Analysis: Oakland Educators Bridging Charter-Traditional School Divide to Work Toward Equity for All Students
We all know the story: In cities across the country, school districts and the charter sector treat each other warily at best, as enemies at worst. The two sides argue over their intentions, who serves a more challenging group of students, who deserves more funding but gets less, and so on. Such accusations reflect strongly held interests and convictions, not facts.
Yet in a small but growing number of cities, district and charter sector leaders are finding ways to lower their guard and work together on behalf of all students.
Oakland, California, is a striking example of such cross-sector collaboration. Along with a group of advocacy organizations and foundations, district and charter sector leaders there have partnered to investigate a set of crucial questions about educational equity: How different are the students they serve? How much money does each sector spend per pupil both in real dollars and after adjusting to reflect student need? How do the sectors spend money differently, especially in key areas like special education, teacher compensation, and central office services? And, ultimately, how can the two sectors partner to change how resources are allocated and increase opportunity for all students?
Ash Solar is the executive director of Great Oakland Public Schools, a key member of the Oakland Achieves coalition of advocacy groups and foundations that facilitated and supported this work. He says, “Oakland Achieves reported on cradle-to-career metrics before, looking at outcomes like academic proficiency and graduation rates citywide. But as a community, we realized we also needed common data on spending and student need. That way, if someone stands up in a board meeting and says, for example, that charters serve no special-needs students, we can all refer to the same number. This analysis is not the end of the process — it’s the beginning.”
Oakland Achieves partnered with Education Resource Strategies (ERS), a nonprofit that works with leading-edge schools and systems to analyze and transform resource use. ERS had previously helped Oakland Unified School District assess its spending patterns and identify opportunities to allocate resources more strategically. Oakland Unified was game to expand on that analysis with a citywide lens, and motivated by a shared moral imperative, the vast majority of Oakland’s charter operators — 32 of 37 charters, serving 88% of Oakland charter school students — agreed to participate as well.
Over the months of the project, a steering committee of district leaders, charter leaders, and education advocates poured over data, asking insightful questions and serving as true thought partners in ERS’ work. This kind of collaboration was possible in part because of all parties’ commitment to full confidentiality prior to publication of the final report. This created a culture of trust that allowed participants to have open, frank dialogue about potentially contentious issues.
The report, Informing Equity: Student need, spending, and resource use in Oakland Public Schools, highlights several differences between the sectors. Though both served a similar share of students who are low-income or English learners, Oakland Unified had a greater share of students receiving special education services, those who enter school later in the year, and those who enter middle and high school further behind academically. District-run schools also placed a greater share of special education students in more restrictive and costlier settings.

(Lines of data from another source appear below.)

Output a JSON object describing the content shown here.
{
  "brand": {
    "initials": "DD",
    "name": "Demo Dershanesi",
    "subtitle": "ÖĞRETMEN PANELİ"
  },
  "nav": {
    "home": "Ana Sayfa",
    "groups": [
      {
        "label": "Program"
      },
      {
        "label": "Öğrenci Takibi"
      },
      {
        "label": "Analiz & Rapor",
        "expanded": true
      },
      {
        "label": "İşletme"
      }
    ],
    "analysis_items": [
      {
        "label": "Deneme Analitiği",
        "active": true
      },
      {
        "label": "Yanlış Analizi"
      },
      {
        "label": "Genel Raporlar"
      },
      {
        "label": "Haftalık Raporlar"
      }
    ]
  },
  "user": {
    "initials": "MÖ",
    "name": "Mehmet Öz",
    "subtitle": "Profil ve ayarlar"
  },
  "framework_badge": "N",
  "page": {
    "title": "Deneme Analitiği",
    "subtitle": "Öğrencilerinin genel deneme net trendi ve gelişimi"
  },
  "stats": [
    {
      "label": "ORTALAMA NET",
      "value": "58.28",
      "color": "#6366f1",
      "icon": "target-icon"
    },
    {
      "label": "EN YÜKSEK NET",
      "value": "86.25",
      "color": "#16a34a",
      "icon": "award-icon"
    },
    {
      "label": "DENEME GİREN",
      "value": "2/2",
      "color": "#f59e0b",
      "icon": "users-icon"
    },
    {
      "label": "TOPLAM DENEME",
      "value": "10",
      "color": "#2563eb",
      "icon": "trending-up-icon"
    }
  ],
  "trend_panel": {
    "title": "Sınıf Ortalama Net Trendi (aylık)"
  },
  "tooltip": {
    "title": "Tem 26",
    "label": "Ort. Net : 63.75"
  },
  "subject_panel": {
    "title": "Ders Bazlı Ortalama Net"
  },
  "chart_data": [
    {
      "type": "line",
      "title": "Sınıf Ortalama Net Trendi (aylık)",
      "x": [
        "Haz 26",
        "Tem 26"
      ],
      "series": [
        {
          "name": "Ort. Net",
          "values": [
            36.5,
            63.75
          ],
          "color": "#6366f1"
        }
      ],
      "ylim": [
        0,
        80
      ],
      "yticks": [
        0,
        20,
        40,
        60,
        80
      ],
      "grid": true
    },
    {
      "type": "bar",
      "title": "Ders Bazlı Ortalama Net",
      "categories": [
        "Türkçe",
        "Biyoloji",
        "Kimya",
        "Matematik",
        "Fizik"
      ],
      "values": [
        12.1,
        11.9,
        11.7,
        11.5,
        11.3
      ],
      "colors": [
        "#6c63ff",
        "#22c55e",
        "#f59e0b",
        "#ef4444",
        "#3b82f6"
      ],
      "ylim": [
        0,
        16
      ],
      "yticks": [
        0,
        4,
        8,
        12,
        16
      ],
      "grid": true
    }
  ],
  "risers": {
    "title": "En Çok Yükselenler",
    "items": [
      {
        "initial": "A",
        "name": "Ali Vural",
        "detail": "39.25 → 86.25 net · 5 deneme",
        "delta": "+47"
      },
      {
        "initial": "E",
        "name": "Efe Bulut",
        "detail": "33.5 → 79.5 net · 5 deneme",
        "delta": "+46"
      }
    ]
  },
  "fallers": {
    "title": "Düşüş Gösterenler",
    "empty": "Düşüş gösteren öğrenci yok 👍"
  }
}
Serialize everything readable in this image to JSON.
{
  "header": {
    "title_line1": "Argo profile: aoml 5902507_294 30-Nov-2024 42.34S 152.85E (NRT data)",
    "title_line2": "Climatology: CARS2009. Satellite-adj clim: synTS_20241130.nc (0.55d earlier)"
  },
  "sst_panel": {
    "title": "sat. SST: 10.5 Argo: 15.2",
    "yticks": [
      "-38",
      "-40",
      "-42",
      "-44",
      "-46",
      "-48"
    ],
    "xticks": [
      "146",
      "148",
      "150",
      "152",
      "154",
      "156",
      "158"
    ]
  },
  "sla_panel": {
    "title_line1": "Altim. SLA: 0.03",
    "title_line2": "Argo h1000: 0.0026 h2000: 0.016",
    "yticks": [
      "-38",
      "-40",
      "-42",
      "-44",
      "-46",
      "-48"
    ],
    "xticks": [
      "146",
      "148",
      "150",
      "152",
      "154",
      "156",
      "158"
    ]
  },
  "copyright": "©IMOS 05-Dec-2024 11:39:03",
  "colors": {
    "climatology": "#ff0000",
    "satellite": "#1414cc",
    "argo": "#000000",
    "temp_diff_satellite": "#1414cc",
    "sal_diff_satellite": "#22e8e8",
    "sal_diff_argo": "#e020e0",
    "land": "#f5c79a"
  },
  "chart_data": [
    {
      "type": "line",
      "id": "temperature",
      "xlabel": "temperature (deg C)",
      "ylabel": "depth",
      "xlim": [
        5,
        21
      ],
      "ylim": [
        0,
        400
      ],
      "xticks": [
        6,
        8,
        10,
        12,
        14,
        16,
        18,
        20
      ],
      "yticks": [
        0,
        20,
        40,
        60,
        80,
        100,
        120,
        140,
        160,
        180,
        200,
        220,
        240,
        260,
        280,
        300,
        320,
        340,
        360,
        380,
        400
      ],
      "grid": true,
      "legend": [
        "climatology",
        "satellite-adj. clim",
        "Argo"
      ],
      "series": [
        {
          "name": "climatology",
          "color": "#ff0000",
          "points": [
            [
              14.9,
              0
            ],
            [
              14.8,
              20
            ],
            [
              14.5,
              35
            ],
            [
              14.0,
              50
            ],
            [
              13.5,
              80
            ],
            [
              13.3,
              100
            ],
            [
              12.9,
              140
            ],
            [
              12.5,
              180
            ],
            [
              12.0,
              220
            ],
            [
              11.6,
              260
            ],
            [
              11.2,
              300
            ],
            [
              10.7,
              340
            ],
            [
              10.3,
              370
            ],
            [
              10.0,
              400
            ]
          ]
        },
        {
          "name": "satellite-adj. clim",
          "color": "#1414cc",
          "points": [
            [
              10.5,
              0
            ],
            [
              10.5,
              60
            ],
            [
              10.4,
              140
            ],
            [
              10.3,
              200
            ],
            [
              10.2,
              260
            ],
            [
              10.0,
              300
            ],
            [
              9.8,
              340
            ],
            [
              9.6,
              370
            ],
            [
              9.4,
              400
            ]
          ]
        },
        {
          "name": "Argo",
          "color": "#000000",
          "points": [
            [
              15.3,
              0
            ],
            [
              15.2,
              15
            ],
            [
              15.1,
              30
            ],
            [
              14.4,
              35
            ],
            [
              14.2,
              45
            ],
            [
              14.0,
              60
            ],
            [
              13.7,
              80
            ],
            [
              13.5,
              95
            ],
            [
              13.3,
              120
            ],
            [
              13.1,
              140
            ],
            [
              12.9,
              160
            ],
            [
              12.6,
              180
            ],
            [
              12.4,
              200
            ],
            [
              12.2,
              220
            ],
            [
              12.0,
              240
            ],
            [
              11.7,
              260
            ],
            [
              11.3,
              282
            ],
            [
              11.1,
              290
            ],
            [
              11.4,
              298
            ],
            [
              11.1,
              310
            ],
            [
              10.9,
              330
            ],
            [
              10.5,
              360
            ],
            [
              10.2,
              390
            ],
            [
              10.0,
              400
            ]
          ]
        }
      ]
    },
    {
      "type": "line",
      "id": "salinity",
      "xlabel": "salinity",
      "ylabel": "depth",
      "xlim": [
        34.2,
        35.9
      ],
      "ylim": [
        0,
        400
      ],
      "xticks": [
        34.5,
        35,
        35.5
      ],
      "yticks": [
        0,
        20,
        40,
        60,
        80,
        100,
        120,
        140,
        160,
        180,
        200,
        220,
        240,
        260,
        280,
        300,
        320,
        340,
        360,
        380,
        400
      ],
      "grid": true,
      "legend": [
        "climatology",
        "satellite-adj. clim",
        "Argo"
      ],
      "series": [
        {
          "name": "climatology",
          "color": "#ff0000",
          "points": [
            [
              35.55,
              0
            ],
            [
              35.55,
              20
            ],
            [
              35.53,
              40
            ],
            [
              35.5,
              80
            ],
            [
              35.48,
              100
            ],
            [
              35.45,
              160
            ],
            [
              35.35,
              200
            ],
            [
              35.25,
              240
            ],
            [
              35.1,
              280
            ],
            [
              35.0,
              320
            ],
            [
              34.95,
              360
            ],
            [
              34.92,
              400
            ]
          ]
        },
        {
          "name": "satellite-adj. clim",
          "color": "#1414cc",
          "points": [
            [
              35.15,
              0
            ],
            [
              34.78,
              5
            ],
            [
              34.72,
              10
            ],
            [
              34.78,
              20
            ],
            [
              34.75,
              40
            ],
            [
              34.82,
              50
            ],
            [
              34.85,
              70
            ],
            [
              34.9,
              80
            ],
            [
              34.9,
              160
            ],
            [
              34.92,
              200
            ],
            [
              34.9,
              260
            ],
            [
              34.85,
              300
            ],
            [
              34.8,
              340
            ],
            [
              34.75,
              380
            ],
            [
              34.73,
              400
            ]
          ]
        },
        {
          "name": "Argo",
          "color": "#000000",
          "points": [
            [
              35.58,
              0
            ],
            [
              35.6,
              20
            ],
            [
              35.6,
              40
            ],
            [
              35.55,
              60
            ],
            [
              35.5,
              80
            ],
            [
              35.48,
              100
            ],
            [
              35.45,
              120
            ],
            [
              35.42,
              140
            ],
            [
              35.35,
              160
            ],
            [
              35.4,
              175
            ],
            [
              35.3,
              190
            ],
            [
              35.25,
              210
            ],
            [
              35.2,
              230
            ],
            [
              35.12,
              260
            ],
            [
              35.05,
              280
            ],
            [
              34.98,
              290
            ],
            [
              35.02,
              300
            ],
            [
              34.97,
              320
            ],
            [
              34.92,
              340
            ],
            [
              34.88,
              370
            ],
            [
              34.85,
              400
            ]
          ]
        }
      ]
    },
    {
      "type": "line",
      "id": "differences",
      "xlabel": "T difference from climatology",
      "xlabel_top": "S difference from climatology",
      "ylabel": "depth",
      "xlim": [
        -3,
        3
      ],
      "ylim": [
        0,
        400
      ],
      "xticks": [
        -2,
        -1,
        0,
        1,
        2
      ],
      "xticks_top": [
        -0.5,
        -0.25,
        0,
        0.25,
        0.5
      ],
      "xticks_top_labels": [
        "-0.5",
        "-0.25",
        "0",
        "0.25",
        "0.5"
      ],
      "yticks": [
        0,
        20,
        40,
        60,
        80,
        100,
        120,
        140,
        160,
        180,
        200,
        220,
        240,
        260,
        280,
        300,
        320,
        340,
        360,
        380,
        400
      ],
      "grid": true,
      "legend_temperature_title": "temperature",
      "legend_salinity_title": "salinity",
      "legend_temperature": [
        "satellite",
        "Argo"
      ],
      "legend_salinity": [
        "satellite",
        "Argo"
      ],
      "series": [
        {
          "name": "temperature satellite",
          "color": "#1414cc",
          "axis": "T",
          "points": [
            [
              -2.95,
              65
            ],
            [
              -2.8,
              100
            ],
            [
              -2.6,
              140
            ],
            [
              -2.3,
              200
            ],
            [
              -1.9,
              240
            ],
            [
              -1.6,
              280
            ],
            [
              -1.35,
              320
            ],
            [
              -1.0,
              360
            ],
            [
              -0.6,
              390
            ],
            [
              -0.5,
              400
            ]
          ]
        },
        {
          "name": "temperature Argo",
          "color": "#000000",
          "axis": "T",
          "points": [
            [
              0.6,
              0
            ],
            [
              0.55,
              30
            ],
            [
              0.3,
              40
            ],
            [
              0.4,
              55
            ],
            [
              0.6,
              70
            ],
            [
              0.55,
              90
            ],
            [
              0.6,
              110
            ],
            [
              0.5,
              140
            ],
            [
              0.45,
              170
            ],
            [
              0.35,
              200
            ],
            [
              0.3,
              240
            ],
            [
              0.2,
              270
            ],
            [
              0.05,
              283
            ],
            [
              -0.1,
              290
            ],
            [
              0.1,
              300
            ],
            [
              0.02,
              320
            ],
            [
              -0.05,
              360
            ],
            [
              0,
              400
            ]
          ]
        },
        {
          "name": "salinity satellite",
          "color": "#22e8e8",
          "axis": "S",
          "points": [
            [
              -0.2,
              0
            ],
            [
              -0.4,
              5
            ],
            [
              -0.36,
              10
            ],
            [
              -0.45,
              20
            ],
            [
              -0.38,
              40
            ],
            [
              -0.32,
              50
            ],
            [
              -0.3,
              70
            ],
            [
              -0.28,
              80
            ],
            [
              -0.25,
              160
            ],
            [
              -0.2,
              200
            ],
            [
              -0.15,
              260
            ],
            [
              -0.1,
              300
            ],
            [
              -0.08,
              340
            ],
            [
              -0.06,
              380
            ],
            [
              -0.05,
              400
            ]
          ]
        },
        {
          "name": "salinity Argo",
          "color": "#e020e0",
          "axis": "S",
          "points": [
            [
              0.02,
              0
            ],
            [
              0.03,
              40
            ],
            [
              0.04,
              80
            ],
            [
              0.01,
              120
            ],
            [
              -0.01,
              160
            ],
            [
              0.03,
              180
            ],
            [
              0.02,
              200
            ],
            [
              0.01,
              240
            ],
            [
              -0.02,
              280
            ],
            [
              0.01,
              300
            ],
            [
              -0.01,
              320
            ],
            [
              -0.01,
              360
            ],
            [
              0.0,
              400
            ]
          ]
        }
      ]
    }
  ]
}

On paper, the district spent $2,800 more per pupil than the average charter school on operating expenses (those that directly support the ongoing operation of, and support to, schools). But when ERS adjusted that number to account for some differences in student need (e.g., low-income, English learner, and special education status), the per-pupil spending gap fell to $1,400. Furthermore, Oakland charter schools had 14% more contractually required teacher time per day, on average, than did district-run schools. And, the two sectors spent differently in areas like special education, teacher compensation, and central office positions, including leadership and business services.
The report makes no claim as to whether these differences are equitable; that is the conversation now to come.
Education leaders across Oakland are already identifying opportunities to make equity-focused changes that will improve access to excellent schools for all Oakland students. Some charters have committed to reserving more seats for high-needs applicants and latecomers; others are working with Oakland Unified on special education placement and service improvements; there are discussions about advocating before the state for a more effective special education funding model. Oakland Unified’s new superintendent, Kyla Johnson-Trammel, says, “The report confirms that we have to do more to provide equitable opportunities in our schools, and it provides a foundation for educators across Oakland to work together to better serve students.”
Oakland Unified is moving forward on planning to create a more effective and efficient school portfolio. The city’s cross-sector Equity Pledge Group is also committed to using this report to accelerate its efforts.
Although the collaboration’s final impact remains to be seen, Solar says that coming together to look unflinchingly at key data — moving from assumption to facts — is a crucial step in creating momentum for change. “Before,” he says, “if there was inequity of resources, we could say, ‘Well, we didn’t know.’ Now, we all know, and we have the basis on which to work together to change it.”